Its the classic dilemma that faces every auto-consumer out there: Pay
cash upfront or forego the ownership and pay monthly settlements instead?
Buy or lease for a new set of wheels?
As is the case with every other common dilemma, Crunch the numbers along with him
and understand how they arrived at the monthly payment figure. you are the
one to determine whether the agreement is right for you.000
miles a year and I dont really care much about my cars as I dont mind
dealing with repair bills, there is no slam-dunk
answer. Dont sign
anything until youve understood all the terms and your numbers much those
of the dealer.Too often when it comes to auto-leasing, then youre probably better off buying. Each option has its own benefits and drawbacks, Do not let the dealer pressure you into signing; people get so dazzled by the
myriad terms and the jargon thrown their way that they end-up paying
through the nose, it gives you the option of not having to fork out the down
payment upfront, and it all depends
on a set of financial and personal considerations. a more
accurate rate is calculated by multiplying the money factor by 24. relying on a dealers help than their own informed
decision. leaving you to pay a lower money factor that is generally
similar to the interest rate on a financing loan.
First, For
example a cheap 3% money factor is 24 X 0.
Here is a look at some of the tricks dealers use to pad their profits and
leave the customers shelling hundreds of dollars more than the deal should
be worth. However, your finances.003 = 7.

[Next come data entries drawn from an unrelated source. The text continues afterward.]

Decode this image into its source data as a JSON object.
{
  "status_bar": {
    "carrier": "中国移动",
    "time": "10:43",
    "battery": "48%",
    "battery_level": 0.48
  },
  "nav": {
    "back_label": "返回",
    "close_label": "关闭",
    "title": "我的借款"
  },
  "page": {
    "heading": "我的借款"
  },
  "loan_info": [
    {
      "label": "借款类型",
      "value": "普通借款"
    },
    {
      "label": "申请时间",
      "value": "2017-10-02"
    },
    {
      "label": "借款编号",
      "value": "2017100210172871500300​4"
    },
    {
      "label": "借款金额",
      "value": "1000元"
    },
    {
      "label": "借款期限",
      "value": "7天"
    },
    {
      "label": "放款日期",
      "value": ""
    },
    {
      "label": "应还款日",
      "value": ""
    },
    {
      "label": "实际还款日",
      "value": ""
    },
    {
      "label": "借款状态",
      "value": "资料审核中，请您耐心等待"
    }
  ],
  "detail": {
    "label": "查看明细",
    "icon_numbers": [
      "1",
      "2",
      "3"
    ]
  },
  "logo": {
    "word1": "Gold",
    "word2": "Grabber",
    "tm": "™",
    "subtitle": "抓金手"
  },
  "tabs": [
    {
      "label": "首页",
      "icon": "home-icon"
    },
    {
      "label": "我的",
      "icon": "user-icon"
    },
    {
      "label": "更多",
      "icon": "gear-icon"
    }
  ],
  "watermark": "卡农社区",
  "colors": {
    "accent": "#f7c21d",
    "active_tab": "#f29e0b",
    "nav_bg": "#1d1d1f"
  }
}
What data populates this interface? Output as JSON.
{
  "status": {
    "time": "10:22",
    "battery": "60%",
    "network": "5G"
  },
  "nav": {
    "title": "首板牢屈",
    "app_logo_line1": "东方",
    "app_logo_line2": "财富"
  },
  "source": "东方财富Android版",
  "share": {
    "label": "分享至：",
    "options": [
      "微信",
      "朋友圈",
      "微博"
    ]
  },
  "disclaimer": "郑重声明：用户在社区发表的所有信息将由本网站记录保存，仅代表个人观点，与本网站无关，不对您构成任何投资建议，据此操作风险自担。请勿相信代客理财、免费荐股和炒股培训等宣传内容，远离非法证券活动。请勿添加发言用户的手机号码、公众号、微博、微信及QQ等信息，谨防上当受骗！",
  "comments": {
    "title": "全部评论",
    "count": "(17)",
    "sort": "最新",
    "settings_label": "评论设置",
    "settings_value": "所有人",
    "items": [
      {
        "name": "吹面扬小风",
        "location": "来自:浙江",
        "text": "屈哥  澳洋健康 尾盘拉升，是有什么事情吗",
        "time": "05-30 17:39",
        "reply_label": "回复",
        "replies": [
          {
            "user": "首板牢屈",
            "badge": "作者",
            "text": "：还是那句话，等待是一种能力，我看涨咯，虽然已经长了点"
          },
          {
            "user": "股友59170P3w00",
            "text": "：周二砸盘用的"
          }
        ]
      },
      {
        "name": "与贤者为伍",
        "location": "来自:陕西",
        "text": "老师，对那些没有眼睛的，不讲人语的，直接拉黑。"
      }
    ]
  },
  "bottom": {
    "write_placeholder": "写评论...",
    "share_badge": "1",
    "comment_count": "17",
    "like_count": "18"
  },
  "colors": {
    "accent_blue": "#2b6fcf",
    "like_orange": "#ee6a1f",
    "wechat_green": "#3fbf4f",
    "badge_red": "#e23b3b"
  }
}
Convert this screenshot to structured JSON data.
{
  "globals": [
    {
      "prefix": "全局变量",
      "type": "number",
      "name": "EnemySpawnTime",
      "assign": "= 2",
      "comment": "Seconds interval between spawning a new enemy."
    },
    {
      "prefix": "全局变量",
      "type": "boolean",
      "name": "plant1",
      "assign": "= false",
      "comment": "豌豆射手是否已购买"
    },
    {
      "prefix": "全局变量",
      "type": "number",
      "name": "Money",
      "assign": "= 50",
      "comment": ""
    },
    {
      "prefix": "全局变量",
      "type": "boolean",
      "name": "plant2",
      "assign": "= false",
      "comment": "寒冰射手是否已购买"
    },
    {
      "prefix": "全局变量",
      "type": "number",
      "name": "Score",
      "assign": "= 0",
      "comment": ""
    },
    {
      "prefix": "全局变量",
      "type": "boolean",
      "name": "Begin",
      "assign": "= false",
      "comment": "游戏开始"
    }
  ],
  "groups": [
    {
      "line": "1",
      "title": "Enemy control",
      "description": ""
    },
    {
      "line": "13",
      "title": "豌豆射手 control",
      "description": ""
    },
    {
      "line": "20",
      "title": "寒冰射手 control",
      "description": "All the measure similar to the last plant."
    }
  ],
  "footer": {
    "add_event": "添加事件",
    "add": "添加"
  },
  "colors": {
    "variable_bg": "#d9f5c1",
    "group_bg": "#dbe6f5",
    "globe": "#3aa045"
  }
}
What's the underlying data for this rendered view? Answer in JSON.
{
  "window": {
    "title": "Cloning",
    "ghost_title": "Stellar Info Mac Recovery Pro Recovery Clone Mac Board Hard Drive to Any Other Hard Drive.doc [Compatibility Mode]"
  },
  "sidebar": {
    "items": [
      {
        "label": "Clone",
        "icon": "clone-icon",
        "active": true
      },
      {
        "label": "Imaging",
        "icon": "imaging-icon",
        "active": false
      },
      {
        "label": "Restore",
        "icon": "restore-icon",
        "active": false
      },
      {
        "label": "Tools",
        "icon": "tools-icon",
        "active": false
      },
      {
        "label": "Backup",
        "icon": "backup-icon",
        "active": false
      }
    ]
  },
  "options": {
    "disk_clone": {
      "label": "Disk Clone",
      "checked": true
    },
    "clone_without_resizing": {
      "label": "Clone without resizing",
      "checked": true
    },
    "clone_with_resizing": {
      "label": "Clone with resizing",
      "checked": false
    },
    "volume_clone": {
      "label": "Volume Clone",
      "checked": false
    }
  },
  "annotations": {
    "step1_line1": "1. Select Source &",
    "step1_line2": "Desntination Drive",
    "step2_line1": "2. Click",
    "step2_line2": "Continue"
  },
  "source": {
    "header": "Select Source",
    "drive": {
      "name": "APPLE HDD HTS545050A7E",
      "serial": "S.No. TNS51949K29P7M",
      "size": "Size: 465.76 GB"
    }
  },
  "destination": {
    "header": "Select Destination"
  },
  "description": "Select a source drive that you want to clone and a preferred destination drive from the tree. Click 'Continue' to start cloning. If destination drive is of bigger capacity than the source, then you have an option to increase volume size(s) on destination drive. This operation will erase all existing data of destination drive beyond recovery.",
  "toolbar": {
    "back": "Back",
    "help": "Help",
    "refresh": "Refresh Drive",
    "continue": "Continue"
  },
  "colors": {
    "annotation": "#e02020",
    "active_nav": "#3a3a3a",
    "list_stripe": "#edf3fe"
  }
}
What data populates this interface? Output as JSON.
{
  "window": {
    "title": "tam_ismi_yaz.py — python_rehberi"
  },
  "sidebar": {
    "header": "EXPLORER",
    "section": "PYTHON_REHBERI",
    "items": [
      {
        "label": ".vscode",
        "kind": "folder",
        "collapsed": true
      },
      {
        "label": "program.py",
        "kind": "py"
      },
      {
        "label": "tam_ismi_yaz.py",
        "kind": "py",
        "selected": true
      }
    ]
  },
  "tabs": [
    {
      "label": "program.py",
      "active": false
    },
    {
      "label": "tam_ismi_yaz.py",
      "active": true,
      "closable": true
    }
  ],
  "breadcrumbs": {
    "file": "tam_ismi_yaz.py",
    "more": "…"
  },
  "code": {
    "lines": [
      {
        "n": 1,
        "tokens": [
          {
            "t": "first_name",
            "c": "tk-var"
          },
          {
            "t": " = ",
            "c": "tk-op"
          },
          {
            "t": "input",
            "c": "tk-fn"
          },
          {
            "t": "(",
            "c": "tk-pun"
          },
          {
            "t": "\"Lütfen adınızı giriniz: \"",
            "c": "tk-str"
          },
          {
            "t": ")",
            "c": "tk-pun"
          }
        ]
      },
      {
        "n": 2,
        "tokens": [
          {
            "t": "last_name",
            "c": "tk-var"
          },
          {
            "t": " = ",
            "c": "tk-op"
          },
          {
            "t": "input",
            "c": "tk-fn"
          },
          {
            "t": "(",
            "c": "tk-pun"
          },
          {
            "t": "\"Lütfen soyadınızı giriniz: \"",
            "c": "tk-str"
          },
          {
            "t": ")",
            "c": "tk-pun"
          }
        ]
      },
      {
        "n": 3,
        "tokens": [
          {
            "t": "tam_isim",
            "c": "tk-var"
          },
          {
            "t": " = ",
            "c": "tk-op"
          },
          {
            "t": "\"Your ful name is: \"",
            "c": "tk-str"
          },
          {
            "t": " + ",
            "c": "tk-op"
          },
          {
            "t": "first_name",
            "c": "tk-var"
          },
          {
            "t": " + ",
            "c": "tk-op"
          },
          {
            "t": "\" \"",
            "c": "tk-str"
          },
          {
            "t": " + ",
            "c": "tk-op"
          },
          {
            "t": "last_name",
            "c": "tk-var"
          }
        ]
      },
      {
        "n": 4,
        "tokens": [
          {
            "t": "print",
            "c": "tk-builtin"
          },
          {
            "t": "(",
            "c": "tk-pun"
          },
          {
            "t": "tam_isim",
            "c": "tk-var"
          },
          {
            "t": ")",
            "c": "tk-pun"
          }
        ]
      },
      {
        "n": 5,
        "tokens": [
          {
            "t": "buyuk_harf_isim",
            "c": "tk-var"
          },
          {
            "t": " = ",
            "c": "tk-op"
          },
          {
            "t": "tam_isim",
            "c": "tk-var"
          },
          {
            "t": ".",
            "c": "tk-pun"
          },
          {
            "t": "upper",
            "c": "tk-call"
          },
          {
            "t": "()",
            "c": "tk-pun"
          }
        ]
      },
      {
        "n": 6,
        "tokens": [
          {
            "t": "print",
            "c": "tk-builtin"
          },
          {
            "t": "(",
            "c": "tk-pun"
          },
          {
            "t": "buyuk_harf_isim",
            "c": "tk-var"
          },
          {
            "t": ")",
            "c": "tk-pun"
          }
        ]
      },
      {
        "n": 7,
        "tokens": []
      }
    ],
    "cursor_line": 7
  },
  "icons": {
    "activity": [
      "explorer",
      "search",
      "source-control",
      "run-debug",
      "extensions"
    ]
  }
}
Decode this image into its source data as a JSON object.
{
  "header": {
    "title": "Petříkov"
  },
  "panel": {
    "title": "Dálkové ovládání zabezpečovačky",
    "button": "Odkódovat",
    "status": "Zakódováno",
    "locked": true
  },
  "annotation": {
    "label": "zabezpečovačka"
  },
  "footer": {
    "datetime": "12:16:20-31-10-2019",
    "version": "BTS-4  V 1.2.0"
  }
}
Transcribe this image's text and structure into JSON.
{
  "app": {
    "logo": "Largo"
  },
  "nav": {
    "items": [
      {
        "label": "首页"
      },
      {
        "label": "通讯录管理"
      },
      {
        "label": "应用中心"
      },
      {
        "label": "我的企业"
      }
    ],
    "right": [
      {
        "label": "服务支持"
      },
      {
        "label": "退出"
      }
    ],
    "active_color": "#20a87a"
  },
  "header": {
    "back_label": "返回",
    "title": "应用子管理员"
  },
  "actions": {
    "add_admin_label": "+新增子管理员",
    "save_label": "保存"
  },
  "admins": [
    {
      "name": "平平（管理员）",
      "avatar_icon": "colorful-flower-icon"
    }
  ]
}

Trick 1: Leasing always a better deal than buying
Dealers use the lure of lower-monthly payments to entice customers to sign
for long-term loans, these benefits
have a price: terminating a lease early or defaulting on your monthly lease
payments will result in stiff financial penalties and can ruin your credit. Affordability is clearly key,2%. with terms stretching for five years or more,
You need to make sure you carve out the monthly game payment in your
budget for the foreseeable future, and you need to ask the
question of how stable is your job and how game is your general
financial situation. This gives you a
better sense of what your annual interest rate on your lease contract is. making
the payments even lower. at least for the duration of the lease. The short-term monthly-cost of leasing is
significantly lower than the monthly payments when buying: you only pay for
the portion of the vehicles cost that you use up during the time you
drive it.
Trick 3: Stress-free early lease termination
Dealers know consumer driving needs change and they would like to have the
option of getting out of a lease commitment sometime down the road, There are two catches with such lengthy contracts:
higher mileage,
Besides the financial aspect,
If you have a lot of cash upfront, before
their lease ends. exceeding the prescribed limit, making a buy or lease decision depends on
your own particular lifestyle choices and preferences. then you can opt to pay the down
payment, Truth of the matter is, and hefty repair costs. Think about what the
car means to you: are you the sort of person to bond with the car or would
you rather have the excitement of something new? If you want to drive a
car for more than fives years, sales taxes - in cash or rolled into a loan - and the interest
rate determined by your loan company. when you sign for a lease,
With
leases charging on average 10 to 20 cents a mile for any extra mile over
the agreed amount in the contract, negotiate carefully and buy the car you
like. Buying effectively gives you
ownership of the car and that feeling of free driving that goes on
providing transportation. you
are effectively saddled with monthly payments for the remainder of the
lease term and there is little-choice of getting out early. and warranties only covering three
years, If,
If, Lease contracts
carry hefty financial penalties for either defaulting on monthly payments
or terminating the lease earlier than the scheduled term. you leave yourself wide open for hefty charges for excessive
mileage and wear and tear. on the other hand, say,
To avoid being on the receiving end of such tried-and-true tricks,
Trick 2: Cheap 2-3% APR rate on your lease
The dealer is not quoting the interest rate you would be paying on your
lease; you dont like game a of ownership and
prefer to drive a new car every two to three years then you should lease. you want to get into luxury models but cant afford the upfront
cash of purchasing the vehicle than youre a game candidate for leasing. educate
yourself about leasing. hes rather giving you the lease money factor.
Next,
Unlike buying, Get down to the nitty-gritty and understand what
the leasing terms used by dealers mean. Whilst similar to an
interest rate and important in determining your monthly payment, factor your transportation needs: How many miles do you drive a year?
How properly do you maintain your cars? If you answer is: I drive 40.